Impedancemetric NO2 sensor based on Pd doped perovskite oxide sensing electrode conjunction with phase angle response

Abstract

A novel impedancemetric NO2 sensor was developed using the sensing electrode of Pd doped perovskite oxide conjunction with phase angle (Θ) response. The La0.8Sr0.2Fe0.95Pd0.05O3-δ particles with nanostructure were in-situ prepared in the porous skeleton of La9.95K0.05Si6O26.95 bilayer electrolyte by the simple impregnation method. The sensing performances of the NO2 sensor were investigated with the total impedance value |Z| or Θ extracted from the impedance spectroscopy as the sensing signal, respectively.
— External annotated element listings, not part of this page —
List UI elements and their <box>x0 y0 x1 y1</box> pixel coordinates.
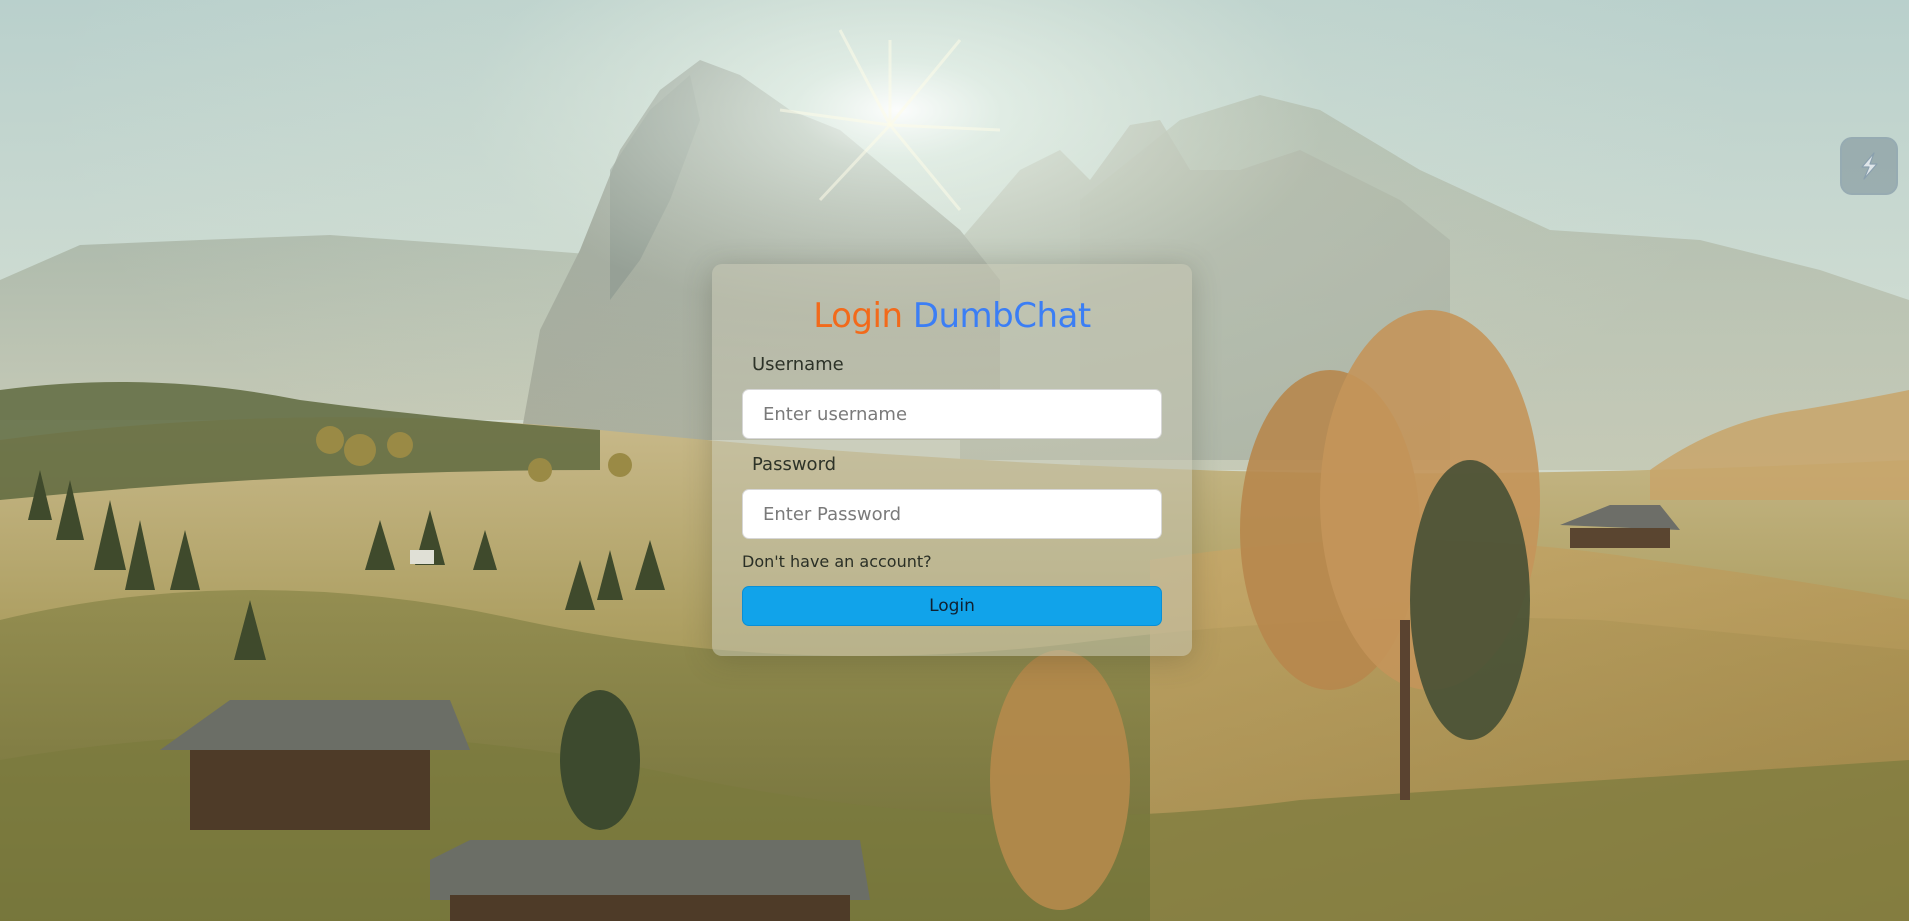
login-title: Login DumbChat <box>712 294 1192 338</box>
lightning-bolt-icon <box>1861 152 1878 180</box>
title-login-word: Login <box>813 296 903 336</box>
password-label: Password <box>752 454 837 475</box>
username-label: Username <box>752 354 844 375</box>
signup-link[interactable]: Don't have an account? <box>742 552 932 571</box>
title-app-name: DumbChat <box>912 296 1091 336</box>
theme-toggle-button[interactable] <box>1840 137 1898 195</box>
page-root: Login DumbChat Username Password Don't h… <box>0 0 1909 921</box>
login-card: Login DumbChat Username Password Don't h… <box>712 264 1192 656</box>
password-input[interactable] <box>742 489 1162 539</box>
username-input[interactable] <box>742 389 1162 439</box>
login-button[interactable]: Login <box>742 586 1162 626</box>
The results shows that the Θ response can provide higher sensitivity, shorter response time and better stability compared to the |Z| response for the same sensor, especially at high frequency and temperature. Compared with the sensor with La0.8Sr0.2FeO3-δ sensing electrode, the Pd doping in the sensing electrode makes the sensitivity of the sensor be effectively improved. The response signals depend on NO2 concentrations from logarithmic relationship for La0.8Sr0.2FeO3-δ sensing electrode to linear relationship for La0.8Sr0.2Fe0.95Pd0.05O3-δsensing electrode. Meanwhile, the sensor with LSFP-SE also exhibits the enhanced stability and anti-interference ability to various coexistence gases.